T. Tan solemne te has puesto que se hace dificilillo contestarte. Pero bien, aceptemos
de momento tu sistema analógico de producción; espero que haya ocasión para
discutirlo.
R. Su propio uso lo pondrá a prueba.
L. Venga, y ¿cuáles son, si tomamos el aprendizaje de la lengua como el primer caso de
ese proceso de saber y olvido, las dificultades que se presentan?
R. Se refieren a la noción de ‘saber cosciente’: que es que, si tomamos cualquier otro
aprendizaje de un sistema analógico de producción que no sea el primero, como el de la
máquina de escribir, entendemos sin más que se dé y cómo se da la primera fase del
proceso, puesto que contamos con que está ya establecida en el sujeto una facultad de
cosciencia de sistemas analógicos de producción, que se funda justamente en la
condición tercera que a la definición de un sistema analógico de producción he puesto;
pero si, en un niño por ejemplo, el caso de la lengua es el primero, no se ve claro, o yo
por lo menos no lo veo, cómo podemos contar con una facultad de cosciencia previa,
cuando decimos que esa facultad de saber cosciente está fundada en un anterior dominio
por el sujeto de sistemas analógicos de producción, y aquí no hay anteriores.
L. Tendrías que decir que con el advenimiento del saber cosciente del primer sistema se
funda en el niño la facultad misma del saber cosciente.
R. Lo cual —muy bien—— dejaría tal vez medio contentos a los que sólo se
interesaran por la conexión lógica de las nociones que empleamos, pero me temo que
aquéllos que se interesan por la historia, sea de la formación de un niño o sea de la de la
especie, no se van a quedar nada satisfechos con tu fórmula.

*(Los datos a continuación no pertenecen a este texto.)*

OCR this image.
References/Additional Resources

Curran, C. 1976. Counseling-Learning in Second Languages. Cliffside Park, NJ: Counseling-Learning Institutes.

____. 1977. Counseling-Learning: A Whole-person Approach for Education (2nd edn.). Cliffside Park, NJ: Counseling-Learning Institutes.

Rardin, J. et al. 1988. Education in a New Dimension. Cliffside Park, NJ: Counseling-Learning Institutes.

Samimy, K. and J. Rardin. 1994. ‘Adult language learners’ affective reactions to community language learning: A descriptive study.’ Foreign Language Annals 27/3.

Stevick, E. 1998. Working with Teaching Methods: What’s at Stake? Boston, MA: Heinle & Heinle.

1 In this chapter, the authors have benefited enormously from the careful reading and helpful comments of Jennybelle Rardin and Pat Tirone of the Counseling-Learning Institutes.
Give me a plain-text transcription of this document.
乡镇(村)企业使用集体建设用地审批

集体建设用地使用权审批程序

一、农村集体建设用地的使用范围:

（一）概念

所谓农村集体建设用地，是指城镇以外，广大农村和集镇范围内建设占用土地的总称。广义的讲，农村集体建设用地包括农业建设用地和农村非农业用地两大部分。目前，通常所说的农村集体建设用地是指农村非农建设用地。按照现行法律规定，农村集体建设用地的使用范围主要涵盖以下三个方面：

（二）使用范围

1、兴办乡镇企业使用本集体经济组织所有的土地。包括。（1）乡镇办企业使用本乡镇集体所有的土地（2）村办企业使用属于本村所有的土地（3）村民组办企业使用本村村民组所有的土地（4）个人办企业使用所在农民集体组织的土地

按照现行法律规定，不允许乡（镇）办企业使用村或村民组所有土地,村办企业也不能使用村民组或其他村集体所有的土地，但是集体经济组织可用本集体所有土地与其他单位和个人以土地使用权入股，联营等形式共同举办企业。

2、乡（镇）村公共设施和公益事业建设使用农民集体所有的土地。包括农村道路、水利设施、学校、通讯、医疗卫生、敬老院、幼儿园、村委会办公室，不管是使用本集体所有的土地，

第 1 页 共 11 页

T. Por un camino algo estravagante, vuelves a plantear —si me permites— el problema
de la condición innata o adquirida de la facultad lingüística.
R. Mejor desearía que el problema, aunque sea propiamente histórico, se planteara de
un modo menos histórico y más intemporal.
L. ¿Cuál otro?
R. Pues veréis: como si fuera la noción misma de ‘sujeto’, que en esas formulaciones
hemos admitido incautamente, la que arrostrara aquí su discusión, y con ella la
oposición de ‘individuo’ y ‘pueblo’; y por lo tanto la diferencia entre aspecto
ontogenético y aspecto filogenético de la cuestión.
L. ¿No nos metemos con eso, a las horas que son, en muchos berenjenales?
R. Quizá. No sé.
T. Dí por lo menos, si se puede, las líneas metódicas o generales que puedan servir más
de cerca, en el planteamiento de la cuestión, para los fines de nuestra Gramática.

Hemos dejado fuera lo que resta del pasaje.